Welcome to the first of many posts about Palo Alto Firewalls. This post will go over using a physical Palo Alto Firewall.
The model I will be using is a PA-200 with a PAN-OS of 8. As long as you use the same OS the screenshots should look identical. Older versions of PAN-OS should be similar or the same.
- Management Plane – Is essentially tied to the Management Port. It will have it’s own IP address, DNS and Default Gateway. In order to update your firewall, you will need to make sure the Management Plane/Port is set up correctly. This post will go over these tasks
- Data Plan – The data plane is the area in which the data flows. Typically the External Port will have a default gateway as well. This post will not cover this.
I will be creating a LAB setup that will be a subset of an existing network. The purpose of this setup is to allow you to play and work with a Palo Alto firewall from the comforts of a working network.
The first thing you need to know when setting up a Palo Alto is that the device’s management port is set to the IP address of 192.168.1.1.
If you plan to plug this port into your existing network and your IP range is also in 192.168.1.1 you will need to change this IP address by plugging a computer directly into the Managment port rather then plugging the management port into your existing network infrastructure.
My network is not part of the 192.168.1.X network so I will plug my Palo Alto management port into a switch and make sure that the Palo Alto device and Computer are on the same VLAN/Physical Network.

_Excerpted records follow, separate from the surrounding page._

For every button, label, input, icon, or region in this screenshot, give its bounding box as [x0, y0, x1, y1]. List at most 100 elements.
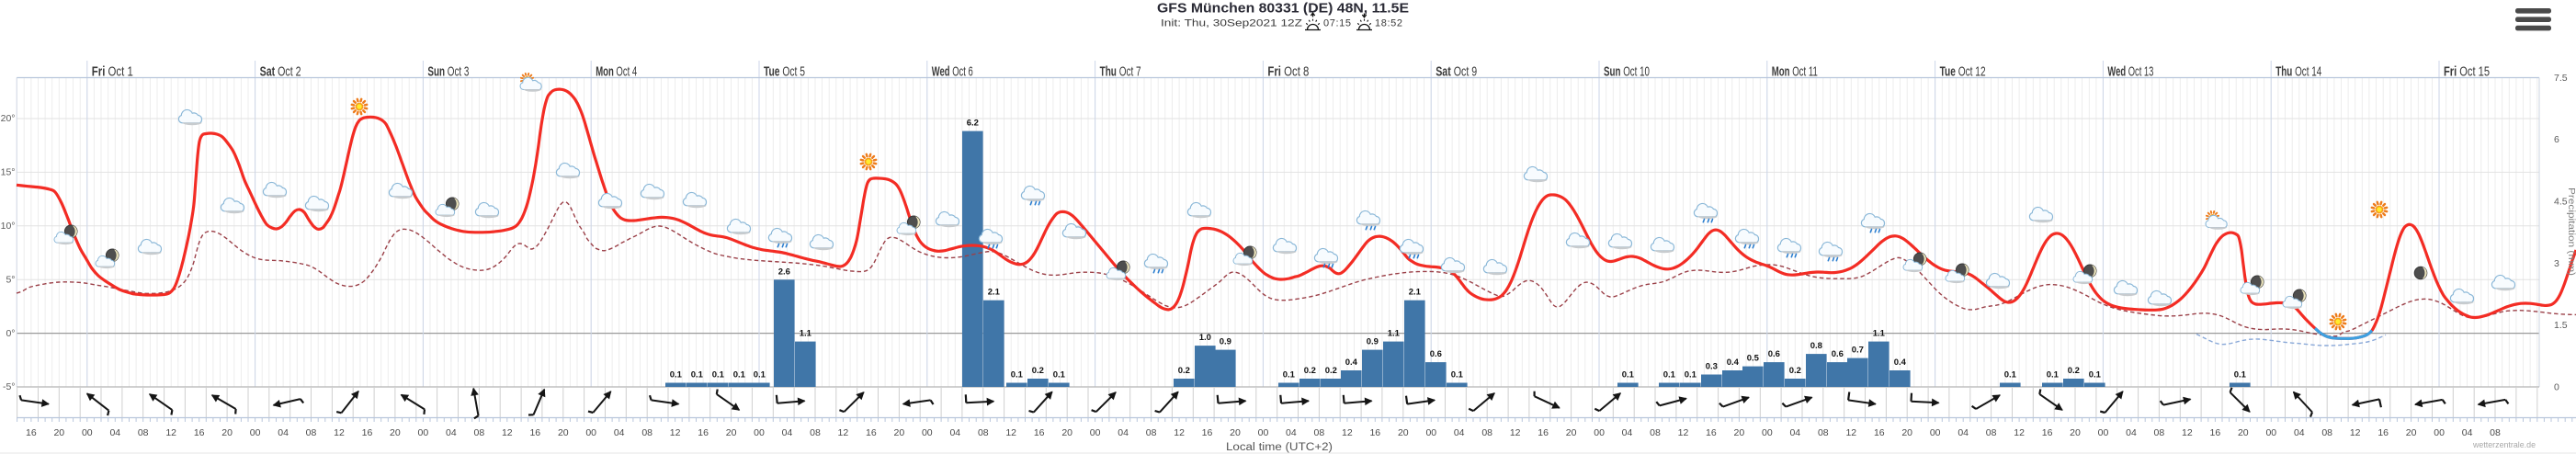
svg-text:08: 08	[474, 427, 485, 438]
svg-text:08: 08	[2490, 427, 2501, 438]
svg-text:00: 00	[250, 427, 261, 438]
svg-text:00: 00	[2434, 427, 2445, 438]
svg-text:16: 16	[194, 427, 205, 438]
svg-text:20: 20	[2406, 427, 2417, 438]
svg-text:0.4: 0.4	[1727, 358, 1740, 368]
svg-text:08: 08	[1481, 427, 1492, 438]
svg-text:10°: 10°	[1, 221, 16, 232]
svg-text:20: 20	[1901, 427, 1912, 438]
svg-text:2.6: 2.6	[778, 267, 790, 277]
svg-text:0.1: 0.1	[1663, 370, 1676, 380]
svg-text:Sat Oct 2: Sat Oct 2	[260, 64, 301, 80]
svg-text:Fri Oct 15: Fri Oct 15	[2444, 64, 2490, 80]
svg-text:12: 12	[1174, 427, 1185, 438]
svg-text:00: 00	[1090, 427, 1101, 438]
svg-text:04: 04	[278, 427, 289, 438]
svg-text:GFS München 80331 (DE) 48N, 11: GFS München 80331 (DE) 48N, 11.5E	[1157, 2, 1409, 17]
svg-text:0.1: 0.1	[1011, 370, 1024, 380]
svg-text:12: 12	[1510, 427, 1521, 438]
svg-text:00: 00	[1594, 427, 1605, 438]
svg-text:16: 16	[1369, 427, 1380, 438]
svg-text:12: 12	[838, 427, 849, 438]
svg-text:08: 08	[306, 427, 317, 438]
svg-text:08: 08	[1146, 427, 1157, 438]
svg-text:20: 20	[53, 427, 64, 438]
svg-text:0.1: 0.1	[1685, 370, 1697, 380]
svg-text:0.1: 0.1	[754, 370, 766, 380]
svg-text:0.2: 0.2	[1789, 366, 1801, 376]
svg-text:Tue Oct 12: Tue Oct 12	[1940, 64, 1986, 80]
svg-text:wetterzentrale.de: wetterzentrale.de	[2472, 440, 2536, 450]
svg-text:0.1: 0.1	[2089, 370, 2102, 380]
svg-text:04: 04	[949, 427, 960, 438]
svg-text:04: 04	[2126, 427, 2137, 438]
svg-text:20: 20	[726, 427, 737, 438]
svg-text:07:15: 07:15	[1323, 18, 1351, 29]
svg-text:00: 00	[922, 427, 933, 438]
svg-text:08: 08	[641, 427, 653, 438]
svg-text:08: 08	[1818, 427, 1829, 438]
svg-text:Fri Oct 1: Fri Oct 1	[92, 64, 133, 80]
svg-text:Local time (UTC+2): Local time (UTC+2)	[1226, 442, 1333, 453]
svg-text:0.8: 0.8	[1810, 341, 1822, 351]
svg-text:0.3: 0.3	[1706, 362, 1718, 372]
svg-text:04: 04	[1789, 427, 1800, 438]
svg-text:Wed Oct 13: Wed Oct 13	[2107, 64, 2153, 80]
svg-text:1.5: 1.5	[2554, 320, 2568, 331]
svg-text:0.1: 0.1	[2234, 370, 2247, 380]
svg-text:7.5: 7.5	[2554, 73, 2568, 84]
svg-text:18:52: 18:52	[1375, 18, 1402, 29]
svg-text:08: 08	[1314, 427, 1325, 438]
svg-text:12: 12	[334, 427, 345, 438]
svg-text:16: 16	[1706, 427, 1717, 438]
svg-text:20: 20	[1398, 427, 1409, 438]
svg-text:0.4: 0.4	[1894, 358, 1907, 368]
svg-text:16: 16	[362, 427, 373, 438]
svg-text:0.2: 0.2	[1304, 366, 1316, 376]
svg-text:04: 04	[1286, 427, 1297, 438]
svg-text:00: 00	[754, 427, 765, 438]
svg-text:4.5: 4.5	[2554, 197, 2568, 208]
svg-text:2.1: 2.1	[988, 288, 1001, 298]
svg-text:0.2: 0.2	[1032, 366, 1044, 376]
svg-text:0.5: 0.5	[1747, 354, 1760, 364]
svg-text:0.7: 0.7	[1852, 346, 1864, 356]
svg-text:08: 08	[2154, 427, 2165, 438]
svg-text:16: 16	[529, 427, 540, 438]
svg-text:12: 12	[502, 427, 513, 438]
svg-text:20°: 20°	[1, 113, 16, 124]
svg-text:0.6: 0.6	[1832, 349, 1844, 359]
svg-text:0.1: 0.1	[670, 370, 683, 380]
svg-text:12: 12	[165, 427, 176, 438]
svg-text:12: 12	[2182, 427, 2193, 438]
svg-text:0.1: 0.1	[733, 370, 746, 380]
svg-text:04: 04	[2294, 427, 2305, 438]
svg-text:15°: 15°	[1, 167, 16, 178]
svg-text:16: 16	[866, 427, 877, 438]
svg-text:0.1: 0.1	[1622, 370, 1635, 380]
svg-text:6: 6	[2554, 134, 2559, 145]
svg-text:20: 20	[2070, 427, 2081, 438]
svg-text:1.0: 1.0	[1199, 333, 1211, 343]
svg-text:20: 20	[1566, 427, 1577, 438]
svg-text:0.2: 0.2	[1325, 366, 1337, 376]
svg-text:16: 16	[26, 427, 37, 438]
svg-text:0.1: 0.1	[712, 370, 725, 380]
svg-text:3: 3	[2554, 258, 2559, 269]
svg-text:0.1: 0.1	[1451, 370, 1464, 380]
svg-text:20: 20	[390, 427, 401, 438]
svg-text:04: 04	[782, 427, 793, 438]
svg-text:16: 16	[2210, 427, 2221, 438]
svg-text:00: 00	[82, 427, 93, 438]
svg-text:2.1: 2.1	[1409, 288, 1422, 298]
svg-text:Fri Oct 8: Fri Oct 8	[1267, 64, 1309, 80]
svg-text:12: 12	[2014, 427, 2025, 438]
svg-text:00: 00	[1930, 427, 1941, 438]
svg-text:16: 16	[1538, 427, 1549, 438]
svg-text:Sat Oct 9: Sat Oct 9	[1436, 64, 1477, 80]
svg-text:0.6: 0.6	[1430, 349, 1442, 359]
svg-text:0.9: 0.9	[1220, 337, 1231, 347]
svg-text:04: 04	[614, 427, 625, 438]
svg-text:Mon Oct 11: Mon Oct 11	[1772, 64, 1818, 80]
svg-text:0.2: 0.2	[1178, 366, 1190, 376]
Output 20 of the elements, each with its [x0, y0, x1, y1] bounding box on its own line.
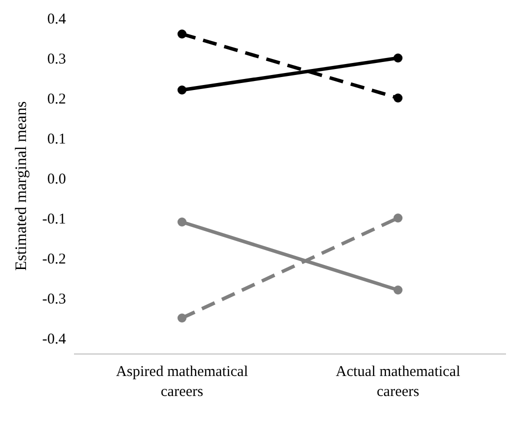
point [178, 30, 186, 38]
y-tick-label: -0.4 [42, 331, 66, 348]
y-tick-label: 0.4 [47, 11, 66, 28]
y-tick-label: 0.0 [47, 171, 66, 188]
point [394, 94, 402, 102]
y-tick-label: -0.2 [42, 251, 66, 268]
y-tick-label: -0.1 [42, 211, 66, 228]
point [178, 86, 186, 94]
y-tick-label: 0.1 [47, 131, 66, 148]
point [394, 214, 402, 222]
y-tick-label: -0.3 [42, 291, 66, 308]
point [178, 218, 186, 226]
y-tick-label: 0.2 [47, 91, 66, 108]
y-tick-label: 0.3 [47, 51, 66, 68]
point [394, 54, 402, 62]
y-axis-title: Estimated marginal means [13, 101, 30, 271]
point [178, 314, 186, 322]
x-tick-label: Actual mathematical careers [336, 364, 460, 400]
point [394, 286, 402, 294]
x-tick-label: Aspired mathematical careers [116, 364, 248, 400]
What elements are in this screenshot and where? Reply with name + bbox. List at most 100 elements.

I will change my IP address from it’s 192.168.101.x network address to 192.168.1.2 /24. Doing this will allow my machine to talk with the Palo Alto firewall.
- Open your favorite browser (I find Chrom works the best) and go to https://192.168.1.1
You will be greeted with a warning that you are using a private cert instead of cert from a certificate authority. Tell your browser it is ok.
You will see the login page for the Palo Alto firewall. The default username and password is:
- user: admin
- pass: admin
When you have entered the login credentials click “Log In“.
You will see a warning that you haven’t changed the default password yet. Click “OK”
Click the Device Tab
To change things like
- Time Zone
Click Setup – Management TAB and then the General Settings Cog icon.
A window will pop open and you can enter the information. Here is an example of what I entered into the Palo Alto Device. When done click “OK”.
Please note that this setting and the rest of the settings we change will not be applied on the Palo Alto Firewall until I have hit commit!
Next we will update the DNS servers that the Management Plane. To do so stay in the setup section and click the Service TAB – then click the Services Cog
Enter your preferred DNS servers. Typically you would enter your Active Directory DNS servers. Today I chose to use the Google DNS server. Click OK
The next things we will change is the IP address of the Management Port. To do this stay in the setup section. Click the Interfaces TAB – Click Managment Interface.
As we have seen the default IP address is 192.168.1.1. We can specify the IP Address to be DHCP (only newer versions of PAN OS allow for this!) or a static IP address. Here is how I setup my device:
The next thing we will need to do is change the default password of your Palo Alto Firewall. To do this click on:
- Device TAB – Click Administrators Section – then click on admin
Change the password to your liking:
Now that we have finished the basic setup of the Palo Alto Firewall we will now need to commit our settings.
PLEASE NOTE – Since we are changing the IP address from 192.168.1.X network to the 192.168.101.x Network the progress bar will never reach 100%. The reason for this is the browser won’t be able to update progress bar to 100%. This “issue” is pretty typical on network devices that are being configured via it’s web managment. If you were using the command console it would complete as expected.
In my instance, the device got to 98%. Click Close.
You can now switch your computer’s IP address back to its normal network and you should be able to talk to the Palo Alto on the new IP address!
When you log in it is good to verify that the settings you have entered were applied. Notice right away you can tell the device was named propperly and that we are now logging in from the new network in the logs.
The last thing we should do is check our ability to SSH into our device and test connectivity using Ping and trace Route.
Open your favorite SSH client I use PuTTy. Enter the settings into the client. Here is mine:
accept thew SSH Key:
Log into the box using your username and password you enter into the Web Interface.
The first thing we want to do is ping google.com. The command to do this is:
ping host google.com
You should see that the name is resolved using DNS and that the box should be able to ping the server:
Another good test is a Trace Route. I blurred out my information.
I really hope you find this post informative and concise!